A. Schematic representation of the control region of mtDNA with the positions of primer extension primers 1 and 2 indicated. B. Primer extension of mtDNA from control and RNase H1 patient cells with primer 1 (corresponding to mtDNA positions 8-29, see panel A). Primer 1 was annealed to mtDNA from control (WT) and RNase H1 patient (mut RH1) cells and extended over the OriH, CSB and LSP regions with Taq DNA polymerase (see method details). Control cell DNA (WT) in lanes 1-2 and RNase H1 patient cell DNA in lanes 3-4. Untreated DNA in lanes 1 and 3, and RNase H2 treated DNA in lanes 2 and 4. The NEB LMW ladder is indicated in black, mtDNA positions in green, mapped 5′-ends in blue and mapped RNA to DNA transition points in red. G, C, A and T sequencing ladders are found on the left-hand side. A schematic representation of the control region with OriH, CSBI-III and LSP is shown on the right-hand side. C. Primer extension of mtDNA from control and RNase H1 patient cells with primer 2 (corresponding to mtDNA positions 16,231-16,251, see panel A). Sample loading and colored indications as in panel B. D. 5′-end sequencing (5′-End-seq) of control cell mtDNA. E. Hydrolytic end sequencing (HydEn-seq) of control cell mtDNA to map 5′-ends with attached ribonucleotides. F. 5′-end sequencing (5′-End-seq) of RNase H1 patient cell mtDNA. G. Hydrolytic end sequencing (HydEn-seq) of RNase H1 patient cell mtDNA to map 5′-ends with attached ribonucleotides.

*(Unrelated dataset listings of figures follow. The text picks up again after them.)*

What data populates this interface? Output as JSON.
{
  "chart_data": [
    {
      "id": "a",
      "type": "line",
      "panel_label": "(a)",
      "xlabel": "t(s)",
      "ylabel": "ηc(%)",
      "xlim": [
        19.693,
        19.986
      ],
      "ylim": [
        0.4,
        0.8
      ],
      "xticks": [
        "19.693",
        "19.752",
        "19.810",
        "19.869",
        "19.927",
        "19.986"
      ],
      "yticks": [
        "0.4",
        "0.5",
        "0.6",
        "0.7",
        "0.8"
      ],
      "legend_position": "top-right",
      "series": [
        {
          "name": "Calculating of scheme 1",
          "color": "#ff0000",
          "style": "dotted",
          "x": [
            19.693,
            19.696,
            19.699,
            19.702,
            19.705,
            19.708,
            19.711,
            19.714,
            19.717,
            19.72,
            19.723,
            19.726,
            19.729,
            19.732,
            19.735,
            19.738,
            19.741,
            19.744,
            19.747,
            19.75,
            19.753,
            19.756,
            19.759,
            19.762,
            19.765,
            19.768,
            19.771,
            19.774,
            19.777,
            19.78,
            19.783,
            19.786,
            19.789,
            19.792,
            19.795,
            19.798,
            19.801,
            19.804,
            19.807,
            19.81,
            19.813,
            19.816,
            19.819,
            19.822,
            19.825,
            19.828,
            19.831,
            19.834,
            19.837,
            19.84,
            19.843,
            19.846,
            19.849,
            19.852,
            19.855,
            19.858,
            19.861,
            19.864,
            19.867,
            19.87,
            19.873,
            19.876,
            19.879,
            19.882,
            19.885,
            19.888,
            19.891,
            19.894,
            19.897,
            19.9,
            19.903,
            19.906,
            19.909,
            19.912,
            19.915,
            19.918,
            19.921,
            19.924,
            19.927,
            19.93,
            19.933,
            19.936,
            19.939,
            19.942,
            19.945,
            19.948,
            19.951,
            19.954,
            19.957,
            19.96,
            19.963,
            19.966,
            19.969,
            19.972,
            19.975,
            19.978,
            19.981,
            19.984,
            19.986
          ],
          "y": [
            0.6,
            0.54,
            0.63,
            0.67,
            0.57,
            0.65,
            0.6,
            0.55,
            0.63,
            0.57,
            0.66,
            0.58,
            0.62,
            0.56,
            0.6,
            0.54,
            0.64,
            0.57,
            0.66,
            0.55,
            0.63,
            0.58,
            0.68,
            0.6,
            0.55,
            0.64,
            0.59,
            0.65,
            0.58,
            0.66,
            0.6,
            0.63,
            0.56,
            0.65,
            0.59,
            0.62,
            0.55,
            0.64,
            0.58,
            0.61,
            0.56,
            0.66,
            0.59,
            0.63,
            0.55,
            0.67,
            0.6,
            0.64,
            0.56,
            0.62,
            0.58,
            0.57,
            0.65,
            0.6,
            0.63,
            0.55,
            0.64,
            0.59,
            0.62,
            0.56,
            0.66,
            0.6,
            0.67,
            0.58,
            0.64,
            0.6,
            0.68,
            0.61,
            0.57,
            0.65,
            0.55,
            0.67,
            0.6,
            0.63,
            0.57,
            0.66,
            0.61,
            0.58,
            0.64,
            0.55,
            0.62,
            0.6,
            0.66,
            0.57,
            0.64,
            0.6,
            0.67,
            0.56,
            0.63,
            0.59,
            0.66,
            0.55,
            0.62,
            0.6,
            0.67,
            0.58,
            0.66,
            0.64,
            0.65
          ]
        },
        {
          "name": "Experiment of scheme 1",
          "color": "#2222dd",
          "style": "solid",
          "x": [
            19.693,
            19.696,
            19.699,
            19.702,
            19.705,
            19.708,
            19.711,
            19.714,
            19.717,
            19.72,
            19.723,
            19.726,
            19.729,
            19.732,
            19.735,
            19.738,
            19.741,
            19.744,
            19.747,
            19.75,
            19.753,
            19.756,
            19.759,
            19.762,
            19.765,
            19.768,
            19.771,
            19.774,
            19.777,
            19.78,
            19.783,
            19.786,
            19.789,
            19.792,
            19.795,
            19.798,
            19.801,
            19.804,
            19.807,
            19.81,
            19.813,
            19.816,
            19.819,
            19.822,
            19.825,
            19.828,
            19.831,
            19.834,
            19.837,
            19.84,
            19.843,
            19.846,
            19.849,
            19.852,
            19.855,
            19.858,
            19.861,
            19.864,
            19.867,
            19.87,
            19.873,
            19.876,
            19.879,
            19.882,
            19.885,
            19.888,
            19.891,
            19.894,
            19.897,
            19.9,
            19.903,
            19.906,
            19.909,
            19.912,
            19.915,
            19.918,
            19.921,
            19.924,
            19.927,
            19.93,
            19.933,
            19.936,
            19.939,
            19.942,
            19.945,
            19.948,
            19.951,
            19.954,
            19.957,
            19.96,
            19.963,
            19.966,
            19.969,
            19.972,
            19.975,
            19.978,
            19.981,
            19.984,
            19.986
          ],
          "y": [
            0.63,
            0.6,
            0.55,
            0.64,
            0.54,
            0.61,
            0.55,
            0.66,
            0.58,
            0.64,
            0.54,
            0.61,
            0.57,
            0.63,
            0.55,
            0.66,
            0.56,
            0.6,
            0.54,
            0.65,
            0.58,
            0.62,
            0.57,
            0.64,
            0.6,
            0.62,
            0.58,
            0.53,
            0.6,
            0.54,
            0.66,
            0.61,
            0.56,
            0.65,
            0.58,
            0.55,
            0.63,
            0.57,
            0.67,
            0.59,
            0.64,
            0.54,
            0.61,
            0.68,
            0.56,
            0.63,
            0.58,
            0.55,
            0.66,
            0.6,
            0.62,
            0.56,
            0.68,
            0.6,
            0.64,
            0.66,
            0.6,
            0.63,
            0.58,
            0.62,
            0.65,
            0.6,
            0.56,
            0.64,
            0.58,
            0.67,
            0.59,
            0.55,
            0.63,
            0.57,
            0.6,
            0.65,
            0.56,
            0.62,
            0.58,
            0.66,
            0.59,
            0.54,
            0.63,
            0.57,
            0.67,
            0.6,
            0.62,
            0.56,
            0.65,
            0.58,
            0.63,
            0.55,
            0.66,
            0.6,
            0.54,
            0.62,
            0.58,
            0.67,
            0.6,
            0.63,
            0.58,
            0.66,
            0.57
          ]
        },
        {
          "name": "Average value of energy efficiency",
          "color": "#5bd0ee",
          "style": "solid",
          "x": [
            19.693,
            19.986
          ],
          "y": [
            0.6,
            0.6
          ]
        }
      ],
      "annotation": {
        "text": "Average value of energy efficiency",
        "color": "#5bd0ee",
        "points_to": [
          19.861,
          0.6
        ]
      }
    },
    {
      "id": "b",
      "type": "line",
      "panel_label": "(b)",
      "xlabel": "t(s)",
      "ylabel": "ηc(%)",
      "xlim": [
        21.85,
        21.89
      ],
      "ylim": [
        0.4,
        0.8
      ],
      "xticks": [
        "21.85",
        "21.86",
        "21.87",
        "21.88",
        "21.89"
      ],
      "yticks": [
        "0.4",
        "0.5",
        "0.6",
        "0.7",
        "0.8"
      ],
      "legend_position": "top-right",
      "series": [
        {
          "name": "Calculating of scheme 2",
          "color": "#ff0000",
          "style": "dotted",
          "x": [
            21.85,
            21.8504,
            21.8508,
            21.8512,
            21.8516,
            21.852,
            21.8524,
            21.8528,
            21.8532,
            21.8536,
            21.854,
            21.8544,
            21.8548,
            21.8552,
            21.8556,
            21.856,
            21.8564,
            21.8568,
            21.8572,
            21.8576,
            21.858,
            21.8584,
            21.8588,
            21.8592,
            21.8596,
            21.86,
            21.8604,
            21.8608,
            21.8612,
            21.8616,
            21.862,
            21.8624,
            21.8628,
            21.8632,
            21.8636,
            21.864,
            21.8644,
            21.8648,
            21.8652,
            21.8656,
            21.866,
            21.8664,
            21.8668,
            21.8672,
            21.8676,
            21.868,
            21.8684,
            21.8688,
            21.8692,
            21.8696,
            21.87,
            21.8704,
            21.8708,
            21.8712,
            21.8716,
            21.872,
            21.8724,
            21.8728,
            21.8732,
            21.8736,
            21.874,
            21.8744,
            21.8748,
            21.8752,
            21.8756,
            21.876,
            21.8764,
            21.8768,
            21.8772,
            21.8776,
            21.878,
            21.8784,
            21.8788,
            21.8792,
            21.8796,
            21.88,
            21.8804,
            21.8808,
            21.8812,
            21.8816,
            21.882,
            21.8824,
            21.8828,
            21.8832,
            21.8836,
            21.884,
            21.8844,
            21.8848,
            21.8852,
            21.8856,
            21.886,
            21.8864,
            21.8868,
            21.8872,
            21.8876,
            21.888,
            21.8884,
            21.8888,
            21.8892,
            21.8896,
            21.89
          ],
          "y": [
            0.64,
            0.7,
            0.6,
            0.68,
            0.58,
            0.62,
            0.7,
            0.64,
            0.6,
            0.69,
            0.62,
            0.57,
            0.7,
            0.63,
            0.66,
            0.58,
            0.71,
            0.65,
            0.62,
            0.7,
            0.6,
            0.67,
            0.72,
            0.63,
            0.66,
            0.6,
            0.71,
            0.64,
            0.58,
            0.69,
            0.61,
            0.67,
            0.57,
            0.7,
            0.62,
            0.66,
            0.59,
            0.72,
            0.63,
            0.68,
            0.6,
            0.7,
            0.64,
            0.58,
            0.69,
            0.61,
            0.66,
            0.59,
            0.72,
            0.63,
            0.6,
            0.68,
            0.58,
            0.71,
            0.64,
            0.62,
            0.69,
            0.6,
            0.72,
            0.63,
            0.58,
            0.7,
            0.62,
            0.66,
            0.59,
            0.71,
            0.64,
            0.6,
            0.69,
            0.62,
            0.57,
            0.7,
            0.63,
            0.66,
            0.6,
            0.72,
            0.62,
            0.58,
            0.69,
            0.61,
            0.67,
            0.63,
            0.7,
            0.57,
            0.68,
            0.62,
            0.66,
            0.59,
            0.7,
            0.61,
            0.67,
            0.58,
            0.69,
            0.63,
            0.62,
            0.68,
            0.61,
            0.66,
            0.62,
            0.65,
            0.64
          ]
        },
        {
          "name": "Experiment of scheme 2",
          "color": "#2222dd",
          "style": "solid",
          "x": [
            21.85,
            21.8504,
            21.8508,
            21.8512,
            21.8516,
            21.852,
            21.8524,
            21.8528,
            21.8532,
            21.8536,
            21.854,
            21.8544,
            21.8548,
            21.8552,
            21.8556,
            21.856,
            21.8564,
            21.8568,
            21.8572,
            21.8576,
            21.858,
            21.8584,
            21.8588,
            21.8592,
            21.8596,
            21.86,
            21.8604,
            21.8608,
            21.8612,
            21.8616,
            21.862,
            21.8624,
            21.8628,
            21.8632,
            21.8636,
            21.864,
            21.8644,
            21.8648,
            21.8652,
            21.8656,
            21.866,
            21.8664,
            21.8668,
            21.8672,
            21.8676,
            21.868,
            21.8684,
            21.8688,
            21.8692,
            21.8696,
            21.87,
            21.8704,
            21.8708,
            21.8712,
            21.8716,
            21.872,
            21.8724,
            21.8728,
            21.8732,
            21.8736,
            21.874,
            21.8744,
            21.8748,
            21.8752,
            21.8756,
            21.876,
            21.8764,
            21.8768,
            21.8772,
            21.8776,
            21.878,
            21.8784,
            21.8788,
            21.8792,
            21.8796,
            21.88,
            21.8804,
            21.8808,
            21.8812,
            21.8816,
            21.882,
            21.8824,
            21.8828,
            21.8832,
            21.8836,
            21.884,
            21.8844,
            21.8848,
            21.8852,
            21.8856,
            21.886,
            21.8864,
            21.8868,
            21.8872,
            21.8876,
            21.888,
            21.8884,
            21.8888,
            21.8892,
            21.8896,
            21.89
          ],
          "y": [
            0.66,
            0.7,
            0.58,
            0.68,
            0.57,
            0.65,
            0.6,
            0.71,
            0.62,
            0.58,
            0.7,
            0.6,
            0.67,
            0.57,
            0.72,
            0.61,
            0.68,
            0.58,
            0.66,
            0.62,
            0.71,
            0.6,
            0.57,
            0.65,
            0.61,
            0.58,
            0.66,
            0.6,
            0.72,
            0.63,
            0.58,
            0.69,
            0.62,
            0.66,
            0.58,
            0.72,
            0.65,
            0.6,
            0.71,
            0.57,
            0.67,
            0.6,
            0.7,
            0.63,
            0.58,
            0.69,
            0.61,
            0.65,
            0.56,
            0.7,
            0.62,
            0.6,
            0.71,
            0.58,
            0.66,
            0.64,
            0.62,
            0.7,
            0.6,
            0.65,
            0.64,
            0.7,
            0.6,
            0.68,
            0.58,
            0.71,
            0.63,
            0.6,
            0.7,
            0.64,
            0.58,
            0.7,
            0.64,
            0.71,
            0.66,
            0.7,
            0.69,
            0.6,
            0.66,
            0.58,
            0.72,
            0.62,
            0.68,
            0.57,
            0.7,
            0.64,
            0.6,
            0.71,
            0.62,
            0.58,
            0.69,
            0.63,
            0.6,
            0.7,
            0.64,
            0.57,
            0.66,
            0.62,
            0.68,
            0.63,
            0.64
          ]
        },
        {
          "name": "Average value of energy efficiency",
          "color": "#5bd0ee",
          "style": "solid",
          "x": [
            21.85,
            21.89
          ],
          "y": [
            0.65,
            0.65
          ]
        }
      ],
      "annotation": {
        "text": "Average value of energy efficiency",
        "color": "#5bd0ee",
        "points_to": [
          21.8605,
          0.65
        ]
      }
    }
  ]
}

Fig 6. A simplified model for replication primer formation and replication initiation downstream of LSP.

Transcription termination at CSBII leads to the formation of an R-loop, which is stabilized by a G-quadruplex structure formed between the nascent RNA and the G-rich non-template DNA strand. To be used as a primer for mtDNA synthesis, the R-loop must first be processed by RNase H1 to generate 3′-ends, from which POLγ can initiate DNA synthesis. Both R-loop formation and DNA replication initiation are stimulated by mtSSB.